Em entrevista ao GLOBO, Filippo Pedrinola fala sobre tratamento para obesidade, implantes hormonais, alimentação e o uso de testes genéticos na prática clínica
As pessoas ainda procuram soluções milagrosas para emagrecer?
É do ser humano querer um atalho mais fácil, mais rápido. Então, em geral, a pessoa não quer emagrecer, ela quer ser emagrecida. E isso é um grande problema, em especial porque vemos muitos casos de automedicação. Quando a pessoa compra o remédio por contra própria – e aproveito para dizer que considero uma falha a possibilidade de poder comprar esses medicamentos sem receita – e sem acompanhamento, ela usa de forma errada e passa mal. Isso é péssimo porque vai queimar o método e não vai resolver. Por isso, no consultório, a gente tem uma equipe multidisciplinar, formada por nutricionista, psicólogo, psiquiatra e busca sempre estimular a prática de atividade física.
Como é o tratamento para obesidade hoje em dia?
Claro que a gente sempre fala que remédio não muda estilo de vida, então a abordagem inicial é sempre tentar usar o mínimo de medicação possível. Mas um dos maiores desafios dos profissionais de saúde é fazer com que essa pessoa modifique os hábitos de vida, porque o excesso de peso e a obesidade também são resultado de maus hábitos, como a má alimentação. E a gente vê, no mundo todo, uma verdadeira pandemia de sobrepeso e obesidade. Aqui no Brasil, mais da metade da população tem sobrepeso ou obesidade, então é algo que tem a ver com saúde pública. Há alguns anos a obesidade já é considerada doença, dado que o excesso de gordura está associado a várias doenças crônicas como hipertensão, infarto, derrame, diabetes e câncer — e vivemos uma era dessas doenças crônicas. A obesidade é uma doença multifatorial, que tem um componente genético muito forte, mas que também está associada a hábitos de vida.

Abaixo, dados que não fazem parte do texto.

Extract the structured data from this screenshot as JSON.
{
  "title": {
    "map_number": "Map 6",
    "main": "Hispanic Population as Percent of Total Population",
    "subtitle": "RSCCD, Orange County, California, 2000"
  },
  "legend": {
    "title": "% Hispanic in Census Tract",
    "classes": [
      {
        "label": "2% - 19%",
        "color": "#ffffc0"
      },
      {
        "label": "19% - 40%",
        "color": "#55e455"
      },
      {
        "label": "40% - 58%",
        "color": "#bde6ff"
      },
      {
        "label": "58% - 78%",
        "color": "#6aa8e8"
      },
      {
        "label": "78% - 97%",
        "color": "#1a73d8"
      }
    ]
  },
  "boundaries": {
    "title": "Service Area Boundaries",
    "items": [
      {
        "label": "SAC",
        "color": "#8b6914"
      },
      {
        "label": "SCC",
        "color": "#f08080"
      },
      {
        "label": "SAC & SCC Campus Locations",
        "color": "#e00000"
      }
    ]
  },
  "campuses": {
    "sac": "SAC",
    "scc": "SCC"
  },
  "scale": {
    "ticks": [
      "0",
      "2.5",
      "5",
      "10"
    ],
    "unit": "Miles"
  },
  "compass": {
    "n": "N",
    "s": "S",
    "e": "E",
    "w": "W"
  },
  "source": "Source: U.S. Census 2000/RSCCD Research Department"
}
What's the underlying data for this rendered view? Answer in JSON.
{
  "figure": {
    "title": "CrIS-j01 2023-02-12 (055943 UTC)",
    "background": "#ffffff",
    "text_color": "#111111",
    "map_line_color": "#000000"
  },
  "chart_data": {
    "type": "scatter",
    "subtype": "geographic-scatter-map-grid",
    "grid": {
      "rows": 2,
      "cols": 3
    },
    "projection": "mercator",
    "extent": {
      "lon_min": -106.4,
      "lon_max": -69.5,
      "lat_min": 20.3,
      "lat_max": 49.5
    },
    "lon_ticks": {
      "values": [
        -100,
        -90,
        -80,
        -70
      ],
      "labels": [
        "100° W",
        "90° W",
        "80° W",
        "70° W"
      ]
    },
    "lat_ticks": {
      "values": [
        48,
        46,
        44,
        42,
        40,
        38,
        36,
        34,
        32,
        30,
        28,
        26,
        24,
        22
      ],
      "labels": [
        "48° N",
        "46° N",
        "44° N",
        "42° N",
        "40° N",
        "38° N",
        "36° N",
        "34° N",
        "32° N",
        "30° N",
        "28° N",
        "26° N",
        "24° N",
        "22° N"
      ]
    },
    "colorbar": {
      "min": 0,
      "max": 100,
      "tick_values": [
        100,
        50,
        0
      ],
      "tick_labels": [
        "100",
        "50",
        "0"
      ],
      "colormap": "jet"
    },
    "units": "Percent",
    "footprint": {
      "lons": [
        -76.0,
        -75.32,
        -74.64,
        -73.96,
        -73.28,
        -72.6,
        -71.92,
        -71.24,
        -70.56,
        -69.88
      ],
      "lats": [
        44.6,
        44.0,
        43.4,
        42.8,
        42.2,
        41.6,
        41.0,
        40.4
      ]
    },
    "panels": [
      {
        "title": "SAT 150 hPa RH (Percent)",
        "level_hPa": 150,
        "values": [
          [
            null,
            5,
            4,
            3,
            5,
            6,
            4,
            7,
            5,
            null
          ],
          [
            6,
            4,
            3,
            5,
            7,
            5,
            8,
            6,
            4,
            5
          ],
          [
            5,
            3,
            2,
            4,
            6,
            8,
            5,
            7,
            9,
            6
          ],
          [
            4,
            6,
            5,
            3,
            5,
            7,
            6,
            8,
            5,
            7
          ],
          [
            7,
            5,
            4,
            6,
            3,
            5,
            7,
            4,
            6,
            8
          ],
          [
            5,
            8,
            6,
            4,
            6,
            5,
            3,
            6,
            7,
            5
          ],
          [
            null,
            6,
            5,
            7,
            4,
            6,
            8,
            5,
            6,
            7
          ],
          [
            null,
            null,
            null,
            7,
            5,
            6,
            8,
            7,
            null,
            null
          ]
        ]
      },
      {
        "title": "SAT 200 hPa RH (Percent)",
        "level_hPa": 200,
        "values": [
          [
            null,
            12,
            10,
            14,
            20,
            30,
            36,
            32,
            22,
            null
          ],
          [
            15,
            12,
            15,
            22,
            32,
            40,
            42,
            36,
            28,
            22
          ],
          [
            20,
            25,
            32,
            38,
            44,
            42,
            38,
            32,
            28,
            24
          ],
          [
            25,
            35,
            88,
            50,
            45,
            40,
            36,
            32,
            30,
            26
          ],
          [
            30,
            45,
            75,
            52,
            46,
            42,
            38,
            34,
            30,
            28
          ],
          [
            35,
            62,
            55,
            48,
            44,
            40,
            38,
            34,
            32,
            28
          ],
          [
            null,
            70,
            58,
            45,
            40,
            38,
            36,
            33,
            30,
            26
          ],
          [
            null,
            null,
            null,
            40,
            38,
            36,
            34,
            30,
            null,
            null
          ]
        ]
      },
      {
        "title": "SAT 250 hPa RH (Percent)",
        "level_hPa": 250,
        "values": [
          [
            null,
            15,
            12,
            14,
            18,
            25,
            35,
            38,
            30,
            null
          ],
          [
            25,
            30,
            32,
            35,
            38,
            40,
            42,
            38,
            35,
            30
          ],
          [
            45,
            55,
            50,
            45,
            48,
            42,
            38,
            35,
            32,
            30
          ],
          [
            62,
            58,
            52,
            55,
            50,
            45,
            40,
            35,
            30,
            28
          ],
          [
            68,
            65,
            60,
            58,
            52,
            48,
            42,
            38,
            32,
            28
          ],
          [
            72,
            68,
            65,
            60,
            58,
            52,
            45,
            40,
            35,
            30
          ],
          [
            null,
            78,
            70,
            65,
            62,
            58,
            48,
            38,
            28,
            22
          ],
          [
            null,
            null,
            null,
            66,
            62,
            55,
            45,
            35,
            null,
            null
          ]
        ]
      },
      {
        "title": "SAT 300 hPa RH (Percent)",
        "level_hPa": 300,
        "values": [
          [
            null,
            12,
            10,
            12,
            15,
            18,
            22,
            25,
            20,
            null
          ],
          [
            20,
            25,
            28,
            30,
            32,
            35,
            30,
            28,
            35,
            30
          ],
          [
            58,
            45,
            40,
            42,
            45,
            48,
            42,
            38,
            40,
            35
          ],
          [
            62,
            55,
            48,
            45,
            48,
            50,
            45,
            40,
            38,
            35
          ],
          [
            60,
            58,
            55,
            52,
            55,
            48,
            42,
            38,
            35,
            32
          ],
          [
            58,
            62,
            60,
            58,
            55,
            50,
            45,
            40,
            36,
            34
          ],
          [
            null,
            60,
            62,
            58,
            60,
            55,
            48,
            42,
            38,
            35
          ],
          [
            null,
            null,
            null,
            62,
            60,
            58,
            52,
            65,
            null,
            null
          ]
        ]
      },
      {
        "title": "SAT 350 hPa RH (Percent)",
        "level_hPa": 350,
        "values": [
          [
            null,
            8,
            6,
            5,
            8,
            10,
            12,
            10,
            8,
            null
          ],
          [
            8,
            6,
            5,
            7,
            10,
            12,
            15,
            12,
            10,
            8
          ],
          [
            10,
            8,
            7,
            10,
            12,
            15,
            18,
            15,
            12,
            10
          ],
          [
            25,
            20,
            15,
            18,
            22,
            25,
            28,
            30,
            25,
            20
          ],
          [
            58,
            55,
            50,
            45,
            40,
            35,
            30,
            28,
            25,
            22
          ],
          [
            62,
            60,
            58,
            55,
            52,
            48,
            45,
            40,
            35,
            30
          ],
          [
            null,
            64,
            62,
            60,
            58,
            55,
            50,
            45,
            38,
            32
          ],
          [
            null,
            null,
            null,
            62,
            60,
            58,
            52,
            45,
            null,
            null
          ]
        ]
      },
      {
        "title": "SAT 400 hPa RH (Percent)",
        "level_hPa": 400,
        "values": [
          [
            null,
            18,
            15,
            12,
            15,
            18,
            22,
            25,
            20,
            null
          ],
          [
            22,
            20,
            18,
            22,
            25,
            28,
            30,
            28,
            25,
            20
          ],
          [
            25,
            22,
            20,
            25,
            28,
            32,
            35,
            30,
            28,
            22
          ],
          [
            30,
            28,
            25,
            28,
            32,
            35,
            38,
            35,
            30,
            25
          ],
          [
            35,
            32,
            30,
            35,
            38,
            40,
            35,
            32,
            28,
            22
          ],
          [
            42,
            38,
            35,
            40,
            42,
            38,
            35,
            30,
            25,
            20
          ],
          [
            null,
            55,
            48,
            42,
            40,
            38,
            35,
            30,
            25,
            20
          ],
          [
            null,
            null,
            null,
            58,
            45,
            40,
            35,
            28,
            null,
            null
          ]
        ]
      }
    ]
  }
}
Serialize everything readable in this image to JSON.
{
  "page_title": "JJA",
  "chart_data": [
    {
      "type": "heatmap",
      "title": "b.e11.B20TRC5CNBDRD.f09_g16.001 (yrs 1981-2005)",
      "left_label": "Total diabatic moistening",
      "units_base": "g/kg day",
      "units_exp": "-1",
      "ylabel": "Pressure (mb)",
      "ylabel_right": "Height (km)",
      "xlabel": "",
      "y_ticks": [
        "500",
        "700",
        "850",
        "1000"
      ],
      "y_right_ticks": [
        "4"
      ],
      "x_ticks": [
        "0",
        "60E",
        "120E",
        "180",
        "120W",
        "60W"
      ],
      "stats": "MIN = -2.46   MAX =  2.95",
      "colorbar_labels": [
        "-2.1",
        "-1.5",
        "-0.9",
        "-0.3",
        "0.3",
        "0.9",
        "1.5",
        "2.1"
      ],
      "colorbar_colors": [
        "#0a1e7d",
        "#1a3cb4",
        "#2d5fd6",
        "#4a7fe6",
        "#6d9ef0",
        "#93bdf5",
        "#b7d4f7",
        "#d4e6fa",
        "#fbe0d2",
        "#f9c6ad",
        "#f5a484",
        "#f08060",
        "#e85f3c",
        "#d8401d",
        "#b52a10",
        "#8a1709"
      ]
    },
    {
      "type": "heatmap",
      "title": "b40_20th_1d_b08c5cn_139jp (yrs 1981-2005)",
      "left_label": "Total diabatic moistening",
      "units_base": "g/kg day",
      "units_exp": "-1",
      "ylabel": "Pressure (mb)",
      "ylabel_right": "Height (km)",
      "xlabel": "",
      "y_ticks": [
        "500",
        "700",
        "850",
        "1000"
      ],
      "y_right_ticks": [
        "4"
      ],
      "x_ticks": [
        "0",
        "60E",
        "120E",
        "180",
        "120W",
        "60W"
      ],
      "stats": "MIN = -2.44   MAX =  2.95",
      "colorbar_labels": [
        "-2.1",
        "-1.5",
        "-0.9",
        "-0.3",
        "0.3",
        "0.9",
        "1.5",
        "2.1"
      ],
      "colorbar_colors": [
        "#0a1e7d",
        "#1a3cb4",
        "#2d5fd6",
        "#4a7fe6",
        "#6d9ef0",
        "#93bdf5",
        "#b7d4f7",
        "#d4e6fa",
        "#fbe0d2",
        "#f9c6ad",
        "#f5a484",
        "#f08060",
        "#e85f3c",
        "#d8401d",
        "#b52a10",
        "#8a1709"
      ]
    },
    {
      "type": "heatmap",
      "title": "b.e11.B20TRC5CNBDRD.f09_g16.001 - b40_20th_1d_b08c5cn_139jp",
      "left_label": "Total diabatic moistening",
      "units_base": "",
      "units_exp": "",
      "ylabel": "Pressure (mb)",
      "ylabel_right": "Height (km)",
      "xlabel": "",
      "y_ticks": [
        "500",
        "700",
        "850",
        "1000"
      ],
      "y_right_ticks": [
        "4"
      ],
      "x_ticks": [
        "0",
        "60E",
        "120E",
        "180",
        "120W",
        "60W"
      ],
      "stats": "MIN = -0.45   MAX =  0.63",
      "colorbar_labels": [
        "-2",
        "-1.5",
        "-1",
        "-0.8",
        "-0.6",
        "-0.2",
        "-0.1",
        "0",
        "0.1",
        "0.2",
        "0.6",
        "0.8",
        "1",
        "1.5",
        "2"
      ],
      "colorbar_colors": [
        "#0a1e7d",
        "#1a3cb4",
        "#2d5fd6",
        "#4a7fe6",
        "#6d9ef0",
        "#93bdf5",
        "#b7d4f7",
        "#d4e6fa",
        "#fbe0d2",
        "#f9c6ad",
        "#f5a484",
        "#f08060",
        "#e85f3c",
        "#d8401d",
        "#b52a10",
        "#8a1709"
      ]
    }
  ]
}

Além da alimentação, quais são os aspectos de estilo de vida que o paciente precisa alterar?
O primeiro pilar é a alimentação, sem dúvida. O segundo, é a prática de exercício físico, que talvez seja o melhor remédio da vida. Além de ajudar no metabolismo e a emagrecer, ele também libera a química da alegria, que são os neurotransmissores serotonina, dopamina e endorfinas. E hoje já sabemos que o músculo é um órgão em endócrino, que quando contraído, libera miosinas. Uma delas, chamada BDNF, é um fator neurotrófico, ou seja, que ajuda a produzir novos neurônios. O terceiro ponto fundamental de abordagem de estilo de vida é pensar nas emoções e isso inclui o gerenciamento do estresse. O estresse é feito para ser agudo. Ele era bom na época das cavernas, quando precisávamos fugir de um tigre. O problema é que hoje não tem mais o tigre e esses estímulos são constantes e quando o estresse vira crônico, ele vira tóxico e leva a modificações comportamentais, de saúde mental e fisiológicas, aumentando, por exemplo, a produção de alguns hormônios, principalmente o cortisol. Uma das ações do cortisol é alterar o metabolismo de insulina, o que contribui para a resistência à insulina e favorece o ganho de peso, principalmente na região abdominal, que é a gordura mais tóxica. O quarto pilar é o espiritual e isso não tem a ver com religião ou crença específica, mas com conexão. Com a forma como nos conectamos com nós mesmos, com amigos, familiares e com o sentido e propósito da vida. E, por fim, o sono. O sono é algo muito negligenciado e a maior parte da população tem problema de sono. Se dormir fosse perder tempo, não dormiríamos um terço da nossa vida. A privação do sono é um grande problema porque também é uma situação de estresse e bagunça uma série de hormônios. Ela aumenta a produção de grelina, por exemplo, que é o hormônio da fome e diminui a produção da leptina, que que atua no controle do apetite. Ou seja, dormir mal engorda também.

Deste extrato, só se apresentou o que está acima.